Page:Folk-lore - A Quarterly Review. Volume 8, 1897.djvu/162

This page has been proofread, but needs to be validated.

THE FETISH VIEW OF THE HUMAN SOUL.

BY MARY H. KINGSLEY.

I must first briefly express the pleasure it gives me to address a few words to you, a society of experts in the subject I am deeply interested in—Fetish, and my gratitude for the honour you have done me in requesting me to do so. I am quite aware that the Folk-Lore Society has specialised in the direction of the folklore of the British Islands and their correlative folklores. I freely confess, from being acquainted, through the publications of the society and the independent ones of some of its leading members, with the exceeding beauty and poetic charm, particularly of the Celtic folklore, that I do not wonder that the society has followed this line of investigation, even apart from the greater interest to the general public that things concerning the beliefs and customs of their fatherland must have. Still, I most sincerely wish that this society could form a special committee for the consideration of African folklore, for I am certain it would do good work for the British Empire. When I had the pleasure of hearing the Presidential Address the other evening here, Mr.

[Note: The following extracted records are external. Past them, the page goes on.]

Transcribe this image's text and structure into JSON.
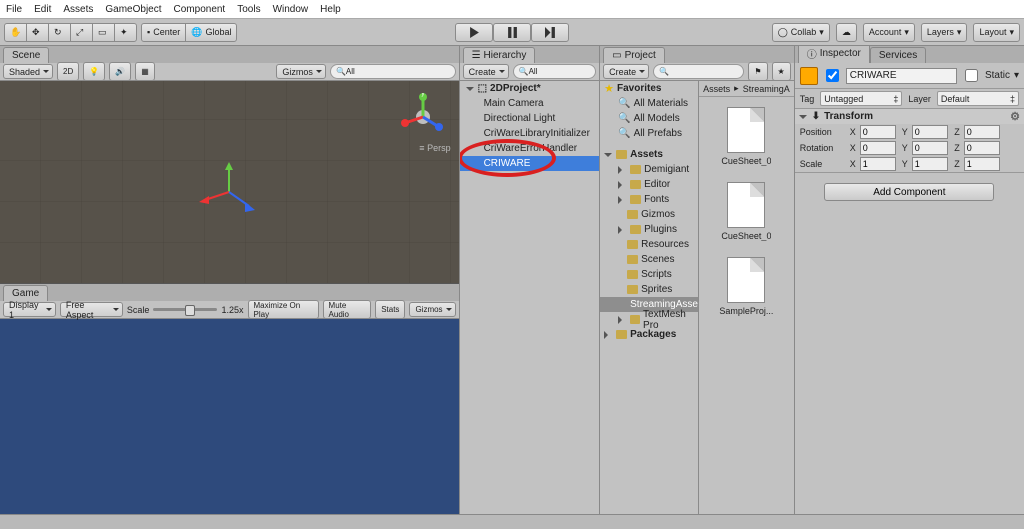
{
  "menu": {
    "items": [
      "File",
      "Edit",
      "Assets",
      "GameObject",
      "Component",
      "Tools",
      "Window",
      "Help"
    ]
  },
  "toolbar": {
    "center": "Center",
    "global": "Global",
    "collab": "Collab",
    "account": "Account",
    "layers": "Layers",
    "layout": "Layout"
  },
  "scene": {
    "tab": "Scene",
    "shaded": "Shaded",
    "twoD": "2D",
    "gizmos": "Gizmos",
    "all": "All",
    "persp": "Persp",
    "axis": {
      "x": "x",
      "y": "y",
      "z": "z"
    }
  },
  "game": {
    "tab": "Game",
    "display": "Display 1",
    "aspect": "Free Aspect",
    "scaleLabel": "Scale",
    "scaleVal": "1.25x",
    "maxOnPlay": "Maximize On Play",
    "muteAudio": "Mute Audio",
    "stats": "Stats",
    "gizmos": "Gizmos"
  },
  "hierarchy": {
    "tab": "Hierarchy",
    "create": "Create",
    "all": "All",
    "root": "2DProject*",
    "items": [
      "Main Camera",
      "Directional Light",
      "CriWareLibraryInitializer",
      "CriWareErrorHandler",
      "CRIWARE"
    ]
  },
  "project": {
    "tab": "Project",
    "create": "Create",
    "favorites": "Favorites",
    "favItems": [
      "All Materials",
      "All Models",
      "All Prefabs"
    ],
    "assets": "Assets",
    "assetItems": [
      "Demigiant",
      "Editor",
      "Fonts",
      "Gizmos",
      "Plugins",
      "Resources",
      "Scenes",
      "Scripts",
      "Sprites",
      "StreamingAssets",
      "TextMesh Pro"
    ],
    "packages": "Packages",
    "breadcrumb": [
      "Assets",
      "StreamingA"
    ],
    "thumbs": [
      "CueSheet_0",
      "CueSheet_0",
      "SampleProj..."
    ]
  },
  "inspector": {
    "tab": "Inspector",
    "services": "Services",
    "name": "CRIWARE",
    "staticLabel": "Static",
    "tag": "Tag",
    "tagVal": "Untagged",
    "layer": "Layer",
    "layerVal": "Default",
    "transform": "Transform",
    "position": "Position",
    "rotation": "Rotation",
    "scale": "Scale",
    "pos": [
      "0",
      "0",
      "0"
    ],
    "rot": [
      "0",
      "0",
      "0"
    ],
    "scl": [
      "1",
      "1",
      "1"
    ],
    "axes": [
      "X",
      "Y",
      "Z"
    ],
    "addComponent": "Add Component"
  }
}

Nutt, if I remember right, stated that all poets should join the Folk-Lore Society. If it had an African committee I should have no hesitation in saying that all members of Parliament and officials at the Foreign and Colonial Offices should be compelled to join the Folk-Lore Society; for I am sure that the work it would do in the careful and unprejudiced study of African beliefs and customs would lead to a true knowledge of the Africans, whom we have now to deal with in thousands, and whom we shall soon have to deal with in hundreds of thousands; and there might be hope that by this true knowledge, hundreds of lives, both black and white, would be saved and a sound base established, from which the African could advance to an improved culture-condition.